The leech containing the details of 'Fight for Fame' is already well burned, since I can't remember a single embarassing moment of a show composed of nothing but.

Supersize She however is made of sterner stuff.

It's the tale of a seemingly normal young woman who became a "professional" bodybuilder, although "professional" takes a beating in a context wehre the winner of its premier event earns a measly 10k. I'm not up on the going rate for a year's supply of black market testosterone, but I'll bet 10k is just a down payment to keep them from breaking your massively muscled & tragically vascular legs.

It was of that genus of subcultural documentaries that make me shout SPEND THE MONEY ON THERAPY YOU FOOLS at the participants.
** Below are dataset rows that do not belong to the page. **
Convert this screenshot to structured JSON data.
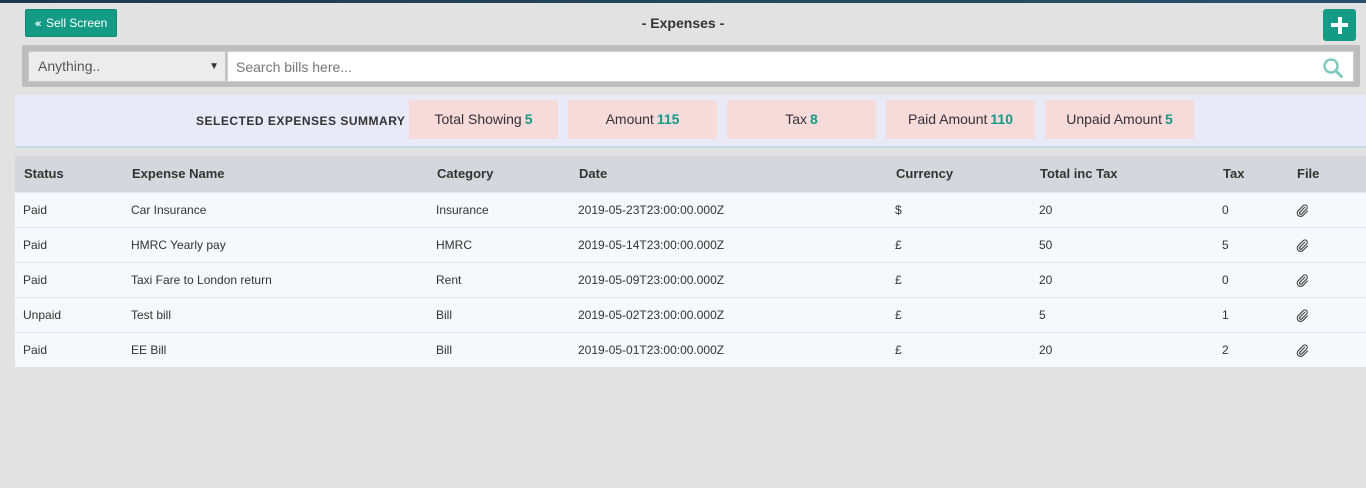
{
  "header": {
    "back_label": "Sell Screen",
    "title": "- Expenses -"
  },
  "search": {
    "filter_value": "Anything..",
    "placeholder": "Search bills here..."
  },
  "summary": {
    "title": "SELECTED EXPENSES SUMMARY",
    "cards": [
      {
        "label": "Total Showing",
        "value": "5"
      },
      {
        "label": "Amount",
        "value": "115"
      },
      {
        "label": "Tax",
        "value": "8"
      },
      {
        "label": "Paid Amount",
        "value": "110"
      },
      {
        "label": "Unpaid Amount",
        "value": "5"
      }
    ]
  },
  "table": {
    "columns": [
      "Status",
      "Expense Name",
      "Category",
      "Date",
      "Currency",
      "Total inc Tax",
      "Tax",
      "File"
    ],
    "rows": [
      {
        "status": "Paid",
        "name": "Car Insurance",
        "category": "Insurance",
        "date": "2019-05-23T23:00:00.000Z",
        "currency": "$",
        "total": "20",
        "tax": "0"
      },
      {
        "status": "Paid",
        "name": "HMRC Yearly pay",
        "category": "HMRC",
        "date": "2019-05-14T23:00:00.000Z",
        "currency": "£",
        "total": "50",
        "tax": "5"
      },
      {
        "status": "Paid",
        "name": "Taxi Fare to London return",
        "category": "Rent",
        "date": "2019-05-09T23:00:00.000Z",
        "currency": "£",
        "total": "20",
        "tax": "0"
      },
      {
        "status": "Unpaid",
        "name": "Test bill",
        "category": "Bill",
        "date": "2019-05-02T23:00:00.000Z",
        "currency": "£",
        "total": "5",
        "tax": "1"
      },
      {
        "status": "Paid",
        "name": "EE Bill",
        "category": "Bill",
        "date": "2019-05-01T23:00:00.000Z",
        "currency": "£",
        "total": "20",
        "tax": "2"
      }
    ]
  },
  "colors": {
    "accent": "#139b85",
    "summary_card": "#f7dada",
    "summary_bar": "#e9eaf7",
    "table_header": "#d4d7dc"
  },
  "icons": {
    "back": "double-chevron-left-icon",
    "add": "plus-icon",
    "search": "search-icon",
    "file": "paperclip-icon"
  }
}
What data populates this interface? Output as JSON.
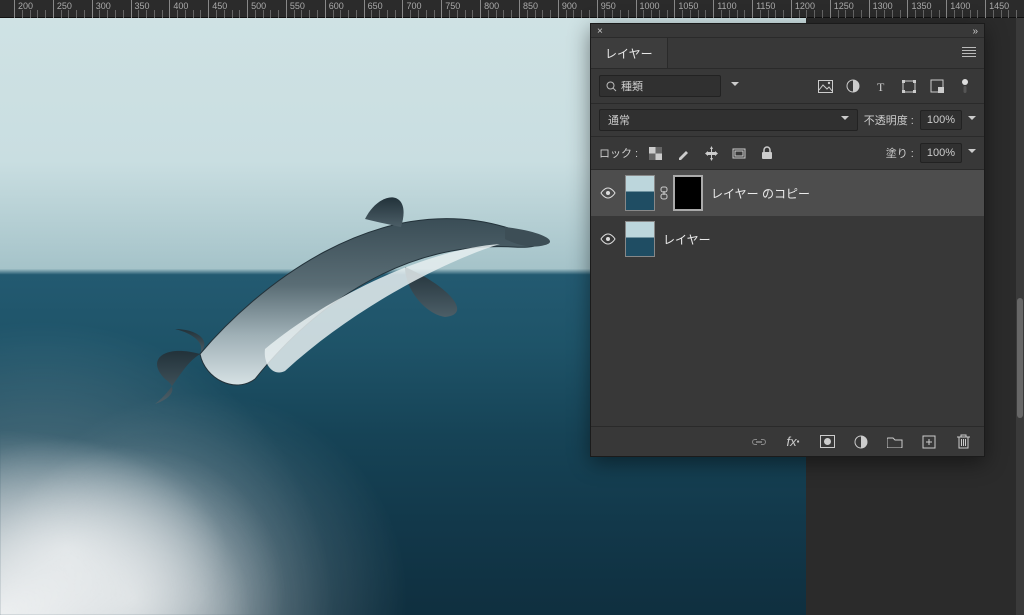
{
  "ruler": {
    "start": 200,
    "step": 50,
    "end": 1500
  },
  "panel": {
    "title": "レイヤー",
    "search_placeholder": "種類",
    "filter_icons": [
      "image-icon",
      "adjustment-icon",
      "type-icon",
      "shape-icon",
      "smartobject-icon",
      "dot-icon"
    ],
    "blend_mode_label": "通常",
    "opacity_label": "不透明度 :",
    "opacity_value": "100%",
    "lock_label": "ロック :",
    "fill_label": "塗り :",
    "fill_value": "100%",
    "layers": [
      {
        "visible": true,
        "has_mask": true,
        "selected": true,
        "name": "レイヤー のコピー"
      },
      {
        "visible": true,
        "has_mask": false,
        "selected": false,
        "name": "レイヤー"
      }
    ],
    "footer_icons": [
      "link-icon",
      "fx-icon",
      "mask-icon",
      "adjustment-circle-icon",
      "folder-icon",
      "new-layer-icon",
      "trash-icon"
    ]
  }
}
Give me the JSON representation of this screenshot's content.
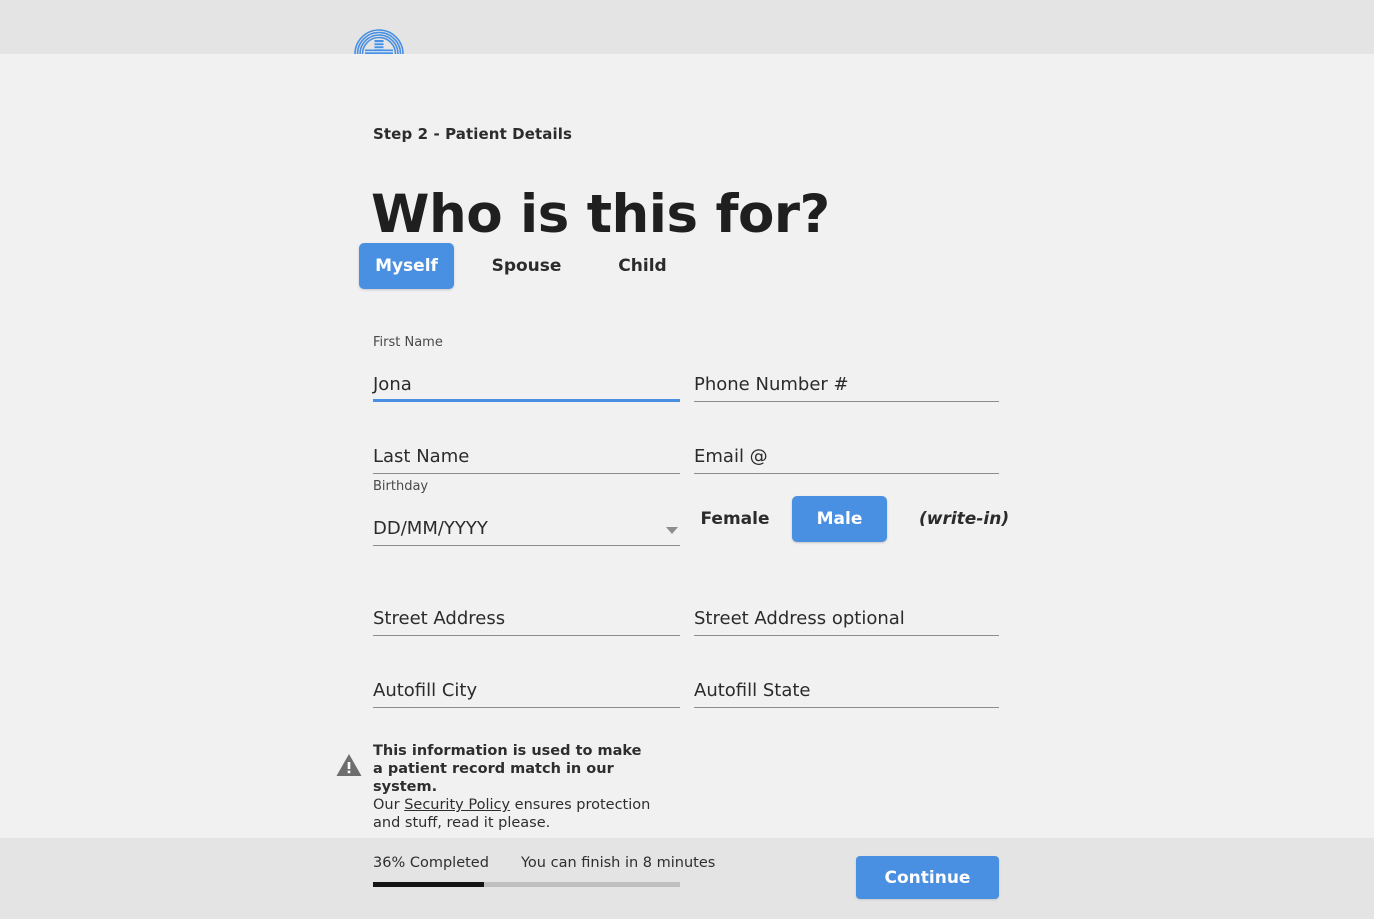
{
  "brand": {
    "logo_icon": "medical-cross-circle-logo",
    "logo_color": "#4a90e2"
  },
  "header": {
    "step_label": "Step 2 - Patient Details",
    "title": "Who is this for?"
  },
  "tabs": [
    {
      "label": "Myself",
      "active": true
    },
    {
      "label": "Spouse",
      "active": false
    },
    {
      "label": "Child",
      "active": false
    }
  ],
  "form": {
    "first_name": {
      "label": "First Name",
      "value": "Jona",
      "placeholder": "First Name",
      "focused": true
    },
    "phone": {
      "label": "",
      "value": "",
      "placeholder": "Phone Number #",
      "focused": false
    },
    "last_name": {
      "label": "",
      "value": "",
      "placeholder": "Last Name",
      "focused": false
    },
    "email": {
      "label": "",
      "value": "",
      "placeholder": "Email @",
      "focused": false
    },
    "birthday": {
      "label": "Birthday",
      "value": "",
      "placeholder": "DD/MM/YYYY",
      "focused": false,
      "caret_icon": "chevron-down-icon"
    },
    "street1": {
      "label": "",
      "value": "",
      "placeholder": "Street Address",
      "focused": false
    },
    "street2": {
      "label": "",
      "value": "",
      "placeholder": "Street Address optional",
      "focused": false
    },
    "city": {
      "label": "",
      "value": "",
      "placeholder": "Autofill City",
      "focused": false
    },
    "state": {
      "label": "",
      "value": "",
      "placeholder": "Autofill State",
      "focused": false
    }
  },
  "gender": [
    {
      "label": "Female",
      "active": false
    },
    {
      "label": "Male",
      "active": true
    },
    {
      "label": "(write-in)",
      "active": false
    }
  ],
  "notice": {
    "icon": "warning-triangle-icon",
    "line1": "This information is used to make",
    "line2": "a patient record match in our system.",
    "line3_before": "Our ",
    "link": "Security Policy",
    "line3_after": " ensures protection",
    "line4": "and stuff, read it please."
  },
  "footer": {
    "percent_label": "36% Completed",
    "eta_label": "You can finish in 8 minutes",
    "progress_percent": 36,
    "continue_label": "Continue"
  },
  "colors": {
    "accent": "#4a90e2",
    "band": "#e4e4e4",
    "page": "#f1f1f1",
    "progress_fill": "#151515",
    "progress_track": "#bfbfbf",
    "field_line": "#8d8d8d"
  }
}
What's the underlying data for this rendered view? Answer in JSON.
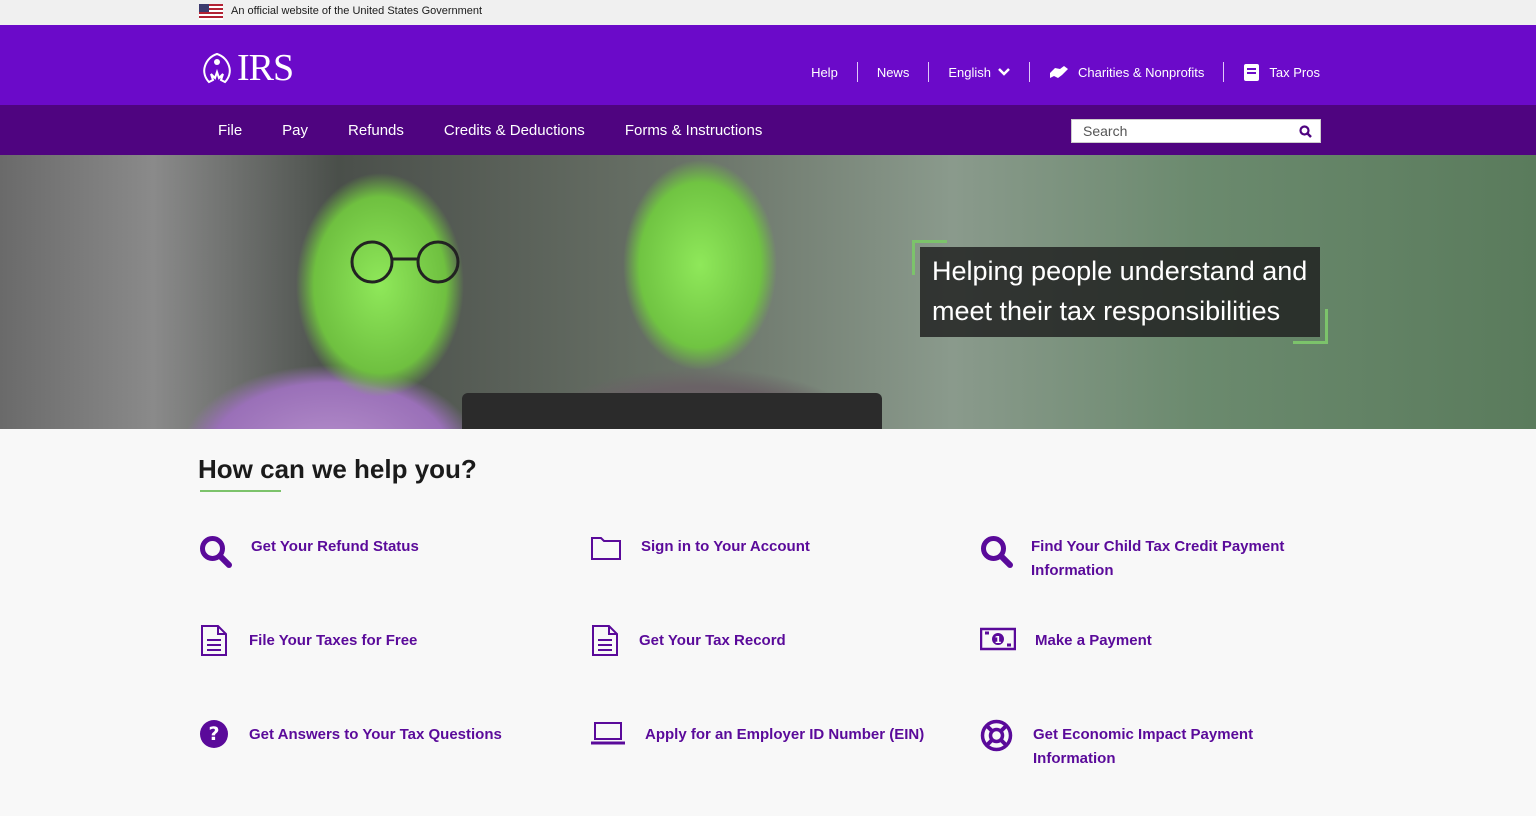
{
  "gov_banner": {
    "text": "An official website of the United States Government"
  },
  "header": {
    "logo_text": "IRS",
    "utility": [
      {
        "label": "Help"
      },
      {
        "label": "News"
      },
      {
        "label": "English"
      },
      {
        "label": "Charities & Nonprofits"
      },
      {
        "label": "Tax Pros"
      }
    ]
  },
  "nav": {
    "items": [
      "File",
      "Pay",
      "Refunds",
      "Credits & Deductions",
      "Forms & Instructions"
    ],
    "search_placeholder": "Search"
  },
  "hero": {
    "tagline_line1": "Helping people understand and",
    "tagline_line2": "meet their tax responsibilities"
  },
  "help": {
    "title": "How can we help you?",
    "tiles": [
      {
        "label": "Get Your Refund Status",
        "icon": "search-icon"
      },
      {
        "label": "Sign in to Your Account",
        "icon": "folder-icon"
      },
      {
        "label": "Find Your Child Tax Credit Payment Information",
        "icon": "search-icon"
      },
      {
        "label": "File Your Taxes for Free",
        "icon": "document-icon"
      },
      {
        "label": "Get Your Tax Record",
        "icon": "document-icon"
      },
      {
        "label": "Make a Payment",
        "icon": "money-icon"
      },
      {
        "label": "Get Answers to Your Tax Questions",
        "icon": "question-icon"
      },
      {
        "label": "Apply for an Employer ID Number (EIN)",
        "icon": "laptop-icon"
      },
      {
        "label": "Get Economic Impact Payment Information",
        "icon": "lifebuoy-icon"
      }
    ]
  },
  "colors": {
    "header": "#6b0ac9",
    "nav": "#4f0480",
    "link": "#5a0a9a",
    "accent": "#7cc36b"
  }
}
The self-transformation and destruction involved is so transparently an externalization of unresolved inner distress that it can be hard for me to watch.
Even the most desultory armchair psychologist should be able to decode the tale of a normal young girl that dedicates her life to the transformation of her body into a grotesquely inflated man.

Or as James summed it up,
"This is the tragic story of homosexual men trapped in the bodies of heterosexual men."

I horrified my fellow viewers by noting that female bodybuilders have enourmously elongated clitorises thanks to the massive amounts of testosterone and human growth hormone they ingest, holding aloft and waggling my pinkie finger as a visual aid.

This earned me a left hook from the wife, and gagging sounds from both of our hosts.

I think their horror was mostly an act, because the three of them engaged in a heated game of 'spot the penis' during the climactic pose-off at the Miss Olympia contest in Vegas....

1 comment:

Anonymous said...

geez i'd gladly cough up 10k just to join your tv gossout party in the role of the proverbial 5th wheel.